Shifen (十分), Jiufen (九份). Sap-hoon, kiu-hoon. Chap-hoon, kau-hoon. Ten portions, nine portions. That was how those two places on the Taiwanese map got their names. The story goes that originally there were 10 families living in Shifen and nine families in Jiufen. Whenever supplies arrived, they were divided into 10 and nine portions respectively for distribution to these families. Amazing that these settlements were named after this practical method of ensuring equitable distribution of resources.
In Jiufen, the reason for people settling there more than a hundred years ago was the prospecting of gold in the highlands. The gold rush lasted several decades from the 1890s till the 1970s. When the last mine shut. the town quickly went into decline and was mostly forgotten. Jiufen experienced a surge in tourism during the early 1990s as a result of it being the location for a local film, which ultimately transformed the place into a popular tourist destination centering on their Old Street. Soon, retro Chinese-style cafes, traditional tea houses and souvenir shops sprung up.

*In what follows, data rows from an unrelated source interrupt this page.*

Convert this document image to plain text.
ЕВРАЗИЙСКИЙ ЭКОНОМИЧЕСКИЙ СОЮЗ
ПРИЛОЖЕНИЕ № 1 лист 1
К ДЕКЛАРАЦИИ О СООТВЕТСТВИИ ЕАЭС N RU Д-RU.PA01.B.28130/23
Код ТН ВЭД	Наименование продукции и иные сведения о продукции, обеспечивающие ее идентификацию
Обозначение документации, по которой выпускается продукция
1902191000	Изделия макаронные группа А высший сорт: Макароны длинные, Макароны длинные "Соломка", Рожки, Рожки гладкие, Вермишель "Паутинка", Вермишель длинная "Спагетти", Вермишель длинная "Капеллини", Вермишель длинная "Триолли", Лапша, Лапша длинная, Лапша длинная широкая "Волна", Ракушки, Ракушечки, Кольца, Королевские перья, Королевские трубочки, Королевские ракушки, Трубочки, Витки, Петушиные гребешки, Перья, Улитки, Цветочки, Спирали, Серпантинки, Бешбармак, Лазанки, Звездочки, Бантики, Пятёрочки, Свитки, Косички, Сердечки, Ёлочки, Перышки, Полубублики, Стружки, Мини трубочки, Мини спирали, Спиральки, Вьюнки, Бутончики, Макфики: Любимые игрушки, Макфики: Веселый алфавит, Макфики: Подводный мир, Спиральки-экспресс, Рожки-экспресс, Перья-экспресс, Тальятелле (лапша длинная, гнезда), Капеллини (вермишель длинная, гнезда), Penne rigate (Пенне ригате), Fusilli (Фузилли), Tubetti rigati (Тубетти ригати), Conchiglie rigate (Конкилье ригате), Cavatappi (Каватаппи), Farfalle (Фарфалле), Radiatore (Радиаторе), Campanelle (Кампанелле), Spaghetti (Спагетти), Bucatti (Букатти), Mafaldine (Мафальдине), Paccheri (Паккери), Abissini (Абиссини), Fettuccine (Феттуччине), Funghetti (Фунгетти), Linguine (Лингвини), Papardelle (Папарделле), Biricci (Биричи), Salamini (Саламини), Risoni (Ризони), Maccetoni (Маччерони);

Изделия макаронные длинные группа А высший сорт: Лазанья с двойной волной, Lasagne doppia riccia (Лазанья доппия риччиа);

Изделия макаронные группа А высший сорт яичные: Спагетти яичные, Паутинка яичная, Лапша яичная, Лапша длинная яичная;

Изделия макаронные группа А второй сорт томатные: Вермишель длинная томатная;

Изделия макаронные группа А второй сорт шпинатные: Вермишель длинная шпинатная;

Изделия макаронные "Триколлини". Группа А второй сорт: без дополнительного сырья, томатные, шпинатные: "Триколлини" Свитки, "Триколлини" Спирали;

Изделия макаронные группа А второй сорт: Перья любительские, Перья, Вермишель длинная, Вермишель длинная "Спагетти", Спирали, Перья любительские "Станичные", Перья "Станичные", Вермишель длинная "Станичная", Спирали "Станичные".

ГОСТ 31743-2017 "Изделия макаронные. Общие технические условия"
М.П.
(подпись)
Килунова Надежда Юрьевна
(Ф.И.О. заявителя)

After Shifen, a 45-minute bus ride took us to the Jiufen Old Street. Although the guide told us that there would be steps to climb, nothing prepared us for the endless number that confronted us. After a while, I simply lost count of the number of steps. Our attention was diverted to the activities around us. Lining the old passageways on the hilly slopes were shophouses offering various types of Taiwanese street food. There were restaurants, coffee joints and souvenir shops. People were darting in and out of these shops. We asked and were taken to visit a tea shop. We had our taro balls while enjoying our view of the Shen-ao bay in the far distance. And soon, we had to make our way back to the parking lot. Down the countless steps again, this time walking more gingerly than when we walked up. All in, an interesting afternoon.